Yo era luterana pero no practicante. Estudiaba en el Colegio Alemán en Concepción y, como era tradición en esa ciudad, en segundo medio, me confirmé. En ese momento tuve la inquietud de conocer más sobre mi religión, pero sólo creía en Dios, no en la persona de Jesús.
Le daba vueltas a la necesidad de formarme, quería aprender e interiorizar la fe, pero no asistía a ninguna liturgia. Me puse a pololear con mi marido, que es católico e iba todos los domingos a Misa por lo que empecé a acompañarlo.
Aunque nos casamos por la Iglesia, seguía sin conocer ni aprender mucho de religión. Lo que sí había comenzado a tomar un papel central en mi vida era la participación en la Santa Misa.
La enfermedad de una hija
El año 1999 nació mi hija mayor, Trini, que a los pocos meses de vida presentó una epilepsia compleja que le causó graves daños neurológicos y me obligó a estar un año encerrada en mi casa, porque no la podía dejar ni un segundo sola.
En esas circunstancias, difíciles y dolorosas para nosotros como familia, uno de mis momentos de respiro era asistir todos los lunes a un grupo que tenía una cuñada donde se leía y comentaba el Evangelio. Era lo que le daba sentido a mi semana y me oxigenaba para las dificultades y preocupaciones diarias.
La asistencia constante a esos encuentros, nos ayudó como matrimonio, ya que con la enfermedad de nuestra hija necesitábamos apoyo y permanecer unidos para que no nos afectara en nuestra estabilidad matrimonial y familiar.
Pero esos encuentros no me dejaban plena, sentía que en esa inquietud espiritual -a esas alturas grande-, algo faltaba. Me costaba mucho, por ejemplo, el acercamiento a la Virgen. Aquí pesaban mis raíces luteranas.
Para muchos luteranos, el cariño a la Virgen María no tiene importancia en el desarrollo de su fe. Casi no se ven exhibiciones de la imagen de María en la mayoría de las iglesias luteranas. Y entonces, en forma personal, comencé a relacionarme con ella; me motivaba su papel de madre que podía acogerme y ayudarme con los problemas que estaba viviendo.

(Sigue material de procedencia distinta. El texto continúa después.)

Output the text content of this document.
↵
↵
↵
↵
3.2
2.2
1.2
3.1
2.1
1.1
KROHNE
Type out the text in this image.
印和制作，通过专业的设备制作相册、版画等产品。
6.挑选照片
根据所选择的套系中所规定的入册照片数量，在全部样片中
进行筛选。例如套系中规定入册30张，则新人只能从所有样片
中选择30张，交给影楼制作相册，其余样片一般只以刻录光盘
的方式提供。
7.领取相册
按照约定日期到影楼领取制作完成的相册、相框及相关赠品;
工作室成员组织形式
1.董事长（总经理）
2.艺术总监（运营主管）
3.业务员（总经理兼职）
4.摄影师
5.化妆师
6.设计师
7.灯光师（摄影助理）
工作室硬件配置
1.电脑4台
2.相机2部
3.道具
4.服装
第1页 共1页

El paso siguiente en este proceso de conversión se dio cuando mi hija pudo integrarse al Colegio Itahue, una institución cuya formación está encomendada al Opus Dei. Allí me puse en contacto con una amiga que comenzó a ayudarme en esta búsqueda de Dios.
En una primera etapa me cuestionaba cada paso. Pero, poco a poco, se fue dando todo para hacer mi profesión de fe a la Iglesia Católica. En este camino, tengo que reconocer que como cooperadora del Opus Dei me he aprovechado siempre de la Obra: los retiros mensuales, la orientación familiar, la dirección espiritual con el sacerdote y de la gran amistad de Mary Jane, mi amiga que me ayuda y orienta. Ella, con sus consejos y disponibilidad, me ayuda a aterrizar la fe en el día a día.
También en este proceso no puedo dejar de destacar a mi marido que siempre ha sido muy generoso y respetuoso de mi búsqueda y proceso individual.
Curiosamente mi hija Trini, con su enfermedad, fue el detonante de esta búsqueda. Si no la hubiese tenido creo que hubiese sido distinto. Es tan fácil conectarse con Dios a través del dolor, cómo te ayuda en las crisis, el cariño que comienzas a recibir... Si no hubiera dado estos pasos, creo que me perdería la mitad de estas experiencias.
Todo lo que me ocurre viene de la mano de Dios
La fe ayuda a estar siempre alegre, a encontrarle sentido a todo. Con ese foco sé que todo lo que ocurre viene de la mano de Dios, lo que ayuda a tomar decisiones, sobre todo, a servir.
El catolicismo me ha dado muchas herramientas de superación: la Misa diaria, las confesiones frecuentes, los medios de formación… Son como un espejo para conocerme más y tener conciencia de los defectos y debilidades y, lo más importante, pedirle ayuda al Señor para luchar y superarlos.
Por ejemplo, si pierdo la paciencia le pido a Dios que me la dé y me ayude a no fallar. También da una paz increíble: vivo el “hoy día” con intensidad. Si tuviera que definir la fe pienso que es como un farol prendido.
Te ayuda a conocerte a ti misma y es un puente para servir mejor a los demás. El vivir de fe ayuda a dar lo mejor de uno a diario, porque no sabemos si habrá un después.